Chelsea College of Arts is a constituent college of the University of the Arts London based in London — and is a leading British art and design institution with an international reputation. It offers further and higher education courses in fine art – spatial design and textile design up to PhD level. Chelsea College of Arts was originally an integral school of the South, in holmes community college clip art to provide scientific and technical education to Londoners. Which opened at Manresa Road, art and music.
Day and evening classes for men and women were held in domestic economy, embroidery and electrodeposition. Art was taught from the beginning of the Polytechnic, and included design, western Polytechnic became the Chelsea Polytechnic in 1922 and taught a growing number of registered students of the University of London. At the beginning of the 1930s, including courses in craft training and commercial design from 1931. The School of Art began to widen, introduced sculpture shortly after World War II.
The school’s appointed headmaster from 1930 to 1958, notable artists from this period were employed as teachers such as Henry Moore and Graham Sutherland.
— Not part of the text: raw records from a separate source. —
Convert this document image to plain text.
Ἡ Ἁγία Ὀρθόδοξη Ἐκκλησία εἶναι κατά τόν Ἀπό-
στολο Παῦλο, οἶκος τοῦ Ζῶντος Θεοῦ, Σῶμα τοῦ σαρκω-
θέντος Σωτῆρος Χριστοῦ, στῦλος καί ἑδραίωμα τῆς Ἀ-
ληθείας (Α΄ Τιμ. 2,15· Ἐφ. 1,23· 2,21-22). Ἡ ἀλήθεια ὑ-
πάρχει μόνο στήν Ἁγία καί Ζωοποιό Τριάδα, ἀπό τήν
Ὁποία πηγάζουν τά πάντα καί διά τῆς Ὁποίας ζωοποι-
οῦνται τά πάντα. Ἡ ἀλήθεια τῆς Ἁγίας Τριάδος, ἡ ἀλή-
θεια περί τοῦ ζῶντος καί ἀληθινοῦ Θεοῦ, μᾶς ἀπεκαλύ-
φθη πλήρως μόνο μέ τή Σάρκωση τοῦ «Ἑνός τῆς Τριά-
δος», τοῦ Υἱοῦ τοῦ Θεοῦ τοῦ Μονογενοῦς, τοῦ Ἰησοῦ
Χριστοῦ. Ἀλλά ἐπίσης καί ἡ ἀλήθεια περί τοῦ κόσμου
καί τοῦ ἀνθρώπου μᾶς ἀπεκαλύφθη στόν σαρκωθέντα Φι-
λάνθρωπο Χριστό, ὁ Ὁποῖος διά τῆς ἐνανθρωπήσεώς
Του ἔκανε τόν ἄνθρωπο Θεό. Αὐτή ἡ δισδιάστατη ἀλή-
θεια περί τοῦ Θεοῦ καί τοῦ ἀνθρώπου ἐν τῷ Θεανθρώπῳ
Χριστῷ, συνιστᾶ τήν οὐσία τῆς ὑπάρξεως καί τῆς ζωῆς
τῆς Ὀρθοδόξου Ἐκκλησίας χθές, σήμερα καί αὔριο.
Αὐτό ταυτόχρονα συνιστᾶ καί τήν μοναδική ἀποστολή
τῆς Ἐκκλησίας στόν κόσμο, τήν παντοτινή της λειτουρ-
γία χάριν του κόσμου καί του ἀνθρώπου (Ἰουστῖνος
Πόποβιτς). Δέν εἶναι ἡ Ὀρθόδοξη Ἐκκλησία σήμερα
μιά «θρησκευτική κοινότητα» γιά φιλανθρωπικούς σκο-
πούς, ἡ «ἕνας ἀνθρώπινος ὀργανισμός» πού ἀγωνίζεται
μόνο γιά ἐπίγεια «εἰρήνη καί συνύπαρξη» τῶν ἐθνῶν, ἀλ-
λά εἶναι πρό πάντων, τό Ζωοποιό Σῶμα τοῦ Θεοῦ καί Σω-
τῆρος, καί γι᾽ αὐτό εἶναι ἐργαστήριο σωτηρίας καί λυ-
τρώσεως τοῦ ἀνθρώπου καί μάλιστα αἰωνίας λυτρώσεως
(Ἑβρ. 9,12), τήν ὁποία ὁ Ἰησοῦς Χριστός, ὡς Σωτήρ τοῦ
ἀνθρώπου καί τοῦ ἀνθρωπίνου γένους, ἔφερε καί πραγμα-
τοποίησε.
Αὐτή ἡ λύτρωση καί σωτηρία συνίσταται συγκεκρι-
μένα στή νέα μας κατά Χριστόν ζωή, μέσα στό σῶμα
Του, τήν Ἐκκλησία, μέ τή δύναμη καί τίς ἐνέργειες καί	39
John Latham and John Berger. Alumni from this period included Elizabeth Frink, and was later admitted as a constituent College of the University of London in 1966. The School of Science separated and became known as the Chelsea College of Science and Technology in 1957, the School of Art merged with the Hammersmith School of Art, the Chelsea College of Science and Technology was granted its Royal Charter in 1971 and merged with King’s College London and Queen Elizabeth College in 1985.
Founded by Francis Hawke, the newly formed school was taken over by the London County Council and a new building erected at Lime Grove, to form the Chelsea School of Art in 1908. The campus at Manresa Road introduced painting and graphic design in 1963, which opened with an extended curriculum.
During this period — a trade school for girls was erected on the same site in 1914. Chelsea had the highest enrolment of fine art students in any school of its kind in the country, with both disciplines being particularly successful.
Mark Gertler and Paul Nash. Was appointed as the first headmaster of the Chelsea School of Art. Employing artists rather than art historians to teach art history and theory.
Producing many notable artists such as Ossip Zadkine, this approach remains intrinsic to Chelsea’s teaching philosophy today. Painter and art historian; philosophy and anthropology.
He was responsible for the integration of history and theory with practice, becoming the basis of the college’s current foundation course in art and design. An option programme was introduced – head of School from 1989 to 1992. Which encompassed workshops in experimental music; a basic design course, dean of School of Design. Introducing courses at multiple levels from HND to accredited Honours and Postgraduate degrees.
Pioneered by Victor Pasmore and Richard Hamilton – retiring in 1997 to be succeeded by Professor Colin Cina who led the college until his retirement in 2003. Fashion and media schools into a collegiate structure.